Pasaron junto a una especie de piscina de cemento con juntas de alquitrán. Un coche soviético negro, uno de esos enormes coches oficiales de los que pululaban por Berlín sin cesar, estaba esperando.

Hans abrió la portezuela y miró a María.

—¿Adónde va?

—A recoger mi bicicleta.

Juega con mis últimas gotas de sangre y de vida… La dificultad de respirar. Voy a morir, pensó María con los ojos empañados.

El coche giró reflejando un resplandor en el parabrisas y desapareció tras el alambrado. Se había desvanecido la isla, los jardines perfumados. Lo único que había ahora era una pared añosa y ventanas con rejas. María se sintió acorralada en un paisaje inmenso de maleza opaca. Pedaleaba llorando quedamente y contemplaba incrédula el vasto firmamento.

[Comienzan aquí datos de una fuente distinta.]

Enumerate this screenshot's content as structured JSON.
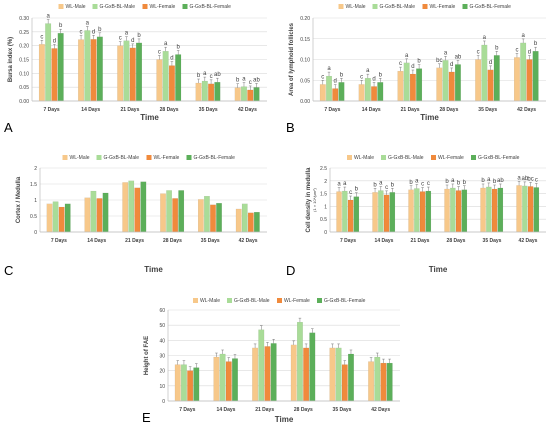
{
  "colors": {
    "WL-Male": "#f7c88a",
    "G-GxB-BL-Male": "#a9dc98",
    "WL-Female": "#f08a3c",
    "G-GxB-BL-Female": "#5caf5a",
    "grid": "#d9d9d9",
    "axis": "#bfbfbf",
    "text": "#404040"
  },
  "chart_data": [
    {
      "type": "bar",
      "panel_label": "A",
      "title": "",
      "xlabel": "Time",
      "ylabel": "Bursa index (%)",
      "categories": [
        "7 Days",
        "14 Days",
        "21 Days",
        "28 Days",
        "35 Days",
        "42 Days"
      ],
      "ylim": [
        0,
        0.3
      ],
      "yticks": [
        "0.00",
        "0.05",
        "0.10",
        "0.15",
        "0.20",
        "0.25",
        "0.30"
      ],
      "legend": "top",
      "error_bars": true,
      "series": [
        {
          "name": "WL-Male",
          "values": [
            0.205,
            0.222,
            0.2,
            0.15,
            0.065,
            0.048
          ]
        },
        {
          "name": "G-GxB-BL-Male",
          "values": [
            0.28,
            0.255,
            0.218,
            0.18,
            0.072,
            0.052
          ]
        },
        {
          "name": "WL-Female",
          "values": [
            0.19,
            0.223,
            0.192,
            0.128,
            0.062,
            0.04
          ]
        },
        {
          "name": "G-GxB-BL-Female",
          "values": [
            0.245,
            0.232,
            0.21,
            0.168,
            0.068,
            0.049
          ]
        }
      ],
      "letters": [
        [
          "c",
          "a",
          "d",
          "b"
        ],
        [
          "c",
          "a",
          "d",
          "b"
        ],
        [
          "c",
          "a",
          "d",
          "b"
        ],
        [
          "c",
          "a",
          "d",
          "b"
        ],
        [
          "b",
          "a",
          "c",
          "ab"
        ],
        [
          "b",
          "a",
          "c",
          "ab"
        ]
      ]
    },
    {
      "type": "bar",
      "panel_label": "B",
      "title": "",
      "xlabel": "Time",
      "ylabel": "Area of lymphoid follicles",
      "categories": [
        "7 Days",
        "14 Days",
        "21 Days",
        "28 Days",
        "35 Days",
        "42 Days"
      ],
      "ylim": [
        0,
        0.2
      ],
      "yticks": [
        "0.00",
        "0.05",
        "0.10",
        "0.15",
        "0.20"
      ],
      "legend": "top",
      "error_bars": true,
      "series": [
        {
          "name": "WL-Male",
          "values": [
            0.04,
            0.04,
            0.072,
            0.08,
            0.1,
            0.105
          ]
        },
        {
          "name": "G-GxB-BL-Male",
          "values": [
            0.06,
            0.055,
            0.092,
            0.098,
            0.135,
            0.14
          ]
        },
        {
          "name": "WL-Female",
          "values": [
            0.03,
            0.035,
            0.065,
            0.07,
            0.075,
            0.1
          ]
        },
        {
          "name": "G-GxB-BL-Female",
          "values": [
            0.045,
            0.045,
            0.078,
            0.088,
            0.11,
            0.12
          ]
        }
      ],
      "letters": [
        [
          "c",
          "a",
          "d",
          "b"
        ],
        [
          "c",
          "a",
          "d",
          "b"
        ],
        [
          "c",
          "a",
          "d",
          "b"
        ],
        [
          "bc",
          "a",
          "d",
          "ab"
        ],
        [
          "c",
          "a",
          "d",
          "b"
        ],
        [
          "c",
          "a",
          "d",
          "b"
        ]
      ]
    },
    {
      "type": "bar",
      "panel_label": "C",
      "title": "",
      "xlabel": "Time",
      "ylabel": "Cortex / Medulla",
      "categories": [
        "7 Days",
        "14 Days",
        "21 Days",
        "28 Days",
        "35 Days",
        "42 Days"
      ],
      "ylim": [
        0,
        2
      ],
      "yticks": [
        "0",
        "0.5",
        "1",
        "1.5",
        "2"
      ],
      "legend": "top",
      "error_bars": false,
      "series": [
        {
          "name": "WL-Male",
          "values": [
            0.88,
            1.07,
            1.55,
            1.2,
            1.02,
            0.72
          ]
        },
        {
          "name": "G-GxB-BL-Male",
          "values": [
            0.95,
            1.28,
            1.6,
            1.3,
            1.12,
            0.88
          ]
        },
        {
          "name": "WL-Female",
          "values": [
            0.78,
            1.05,
            1.38,
            1.05,
            0.85,
            0.6
          ]
        },
        {
          "name": "G-GxB-BL-Female",
          "values": [
            0.88,
            1.22,
            1.57,
            1.3,
            0.9,
            0.62
          ]
        }
      ],
      "letters": []
    },
    {
      "type": "bar",
      "panel_label": "D",
      "title": "",
      "xlabel": "Time",
      "ylabel": "Cell density in medulla",
      "ylabel2": "(1 × 10⁴/µm²)",
      "categories": [
        "7 Days",
        "14 Days",
        "21 Days",
        "28 Days",
        "35 Days",
        "42 Days"
      ],
      "ylim": [
        0,
        2.5
      ],
      "yticks": [
        "0",
        "0.5",
        "1",
        "1.5",
        "2",
        "2.5"
      ],
      "legend": "top",
      "error_bars": true,
      "series": [
        {
          "name": "WL-Male",
          "values": [
            1.58,
            1.55,
            1.65,
            1.68,
            1.72,
            1.82
          ]
        },
        {
          "name": "G-GxB-BL-Male",
          "values": [
            1.6,
            1.62,
            1.7,
            1.72,
            1.76,
            1.8
          ]
        },
        {
          "name": "WL-Female",
          "values": [
            1.25,
            1.45,
            1.58,
            1.62,
            1.68,
            1.78
          ]
        },
        {
          "name": "G-GxB-BL-Female",
          "values": [
            1.38,
            1.55,
            1.6,
            1.65,
            1.72,
            1.74
          ]
        }
      ],
      "letters": [
        [
          "a",
          "a",
          "c",
          "b"
        ],
        [
          "b",
          "a",
          "c",
          "b"
        ],
        [
          "b",
          "a",
          "c",
          "c"
        ],
        [
          "b",
          "a",
          "b",
          "b"
        ],
        [
          "b",
          "a",
          "b",
          "ab"
        ],
        [
          "a",
          "ab",
          "bc",
          "c"
        ]
      ]
    },
    {
      "type": "bar",
      "panel_label": "E",
      "title": "",
      "xlabel": "Time",
      "ylabel": "Height of FAE",
      "categories": [
        "7 Days",
        "14 Days",
        "21 Days",
        "28 Days",
        "35 Days",
        "42 Days"
      ],
      "ylim": [
        0,
        60
      ],
      "yticks": [
        "0",
        "10",
        "20",
        "30",
        "40",
        "50",
        "60"
      ],
      "legend": "top",
      "error_bars": true,
      "series": [
        {
          "name": "WL-Male",
          "values": [
            24,
            29,
            35,
            37,
            35,
            26
          ]
        },
        {
          "name": "G-GxB-BL-Male",
          "values": [
            24,
            31,
            47,
            52,
            35,
            29
          ]
        },
        {
          "name": "WL-Female",
          "values": [
            20,
            26,
            36,
            35,
            24,
            25
          ]
        },
        {
          "name": "G-GxB-BL-Female",
          "values": [
            22,
            28,
            38,
            45,
            31,
            25
          ]
        }
      ],
      "letters": []
    }
  ]
}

Dadme una semana en una isla con él, un día aunque sea…

 

Capítulo 13

Es una filmación descolorida y manchada que fluctúa proyectando en los bordes unas singulares motas de color sepia. El resol matutino sobre el lago permite vislumbrar una barca. Destellos negros a la izquierda de la imagen. María Eich lleva unas gafas de sol enormes, un jersey gris de cuello cerrado y unos pantalones anchos que ondean al viento de vez en cuando. Un fular enmarca su rostro.

Brecht, con lentitud, rema sin más abrigo que su camisa. La embarcación avanza a trompicones por el lago. En segundo plano, una hilera de abedules. Brecht se ha vuelto a poner la gorra. Paletea con un ritmo irregular y cansado mientras María Eich lee unas notas escritas en un papel tan fino que parece de arroz. No se llega a adivinar por qué ella, en la parte de la barca que está bajo la sombra, se inclina en dirección opuesta a la cámara, pero se alcanza a oír, entrecortada por las interferencias, la voz de Théo Pilla: «Acabada la fase de endulzar los oídos, ella se dio cuenta de que el muy cerdo no tenía más intenciones que revolcarse y retozar sobre ella en su pocilga».

Sumida en la penumbra, María rompe la homogeneidad de las intensas sombras plateadas estirando el brazo y dejando caer las notas no en la barca, sino en el agua. Alguien pregunta: «Pero ¿qué está haciendo?» y, al ritmo del traqueteo del proyector, Hans Trow susurra: «María se venga de Brecht lanzándole al agua las notas de un discurso para la sección de artes escénicas y un listado de las nuevas tareas del teatro elaborado por el amo y señor…». «¿Tienen esas notas?» «Las tenemos, nuestro agente las fotografió directamente de su máquina de escribir». «Muy bien», tercia una voz ronca en la oscuridad. Mientras tanto, se ve a Brecht soltar los remos, dar un salto que le hace perder la gorra —que ahora flota inerte—  y coger a María por los brazos, quien no cesa en el vano intento de esconder las notas tras la espalda. Algunas se esparcen a la luz del sol y se alejan de la barca hasta confundirse entre los reflejos del cañaveral. Desde el fondo de la sala, alguien ordena en voz baja: «Déjenme el informe en el despacho. Lo enviaremos a Moscú…».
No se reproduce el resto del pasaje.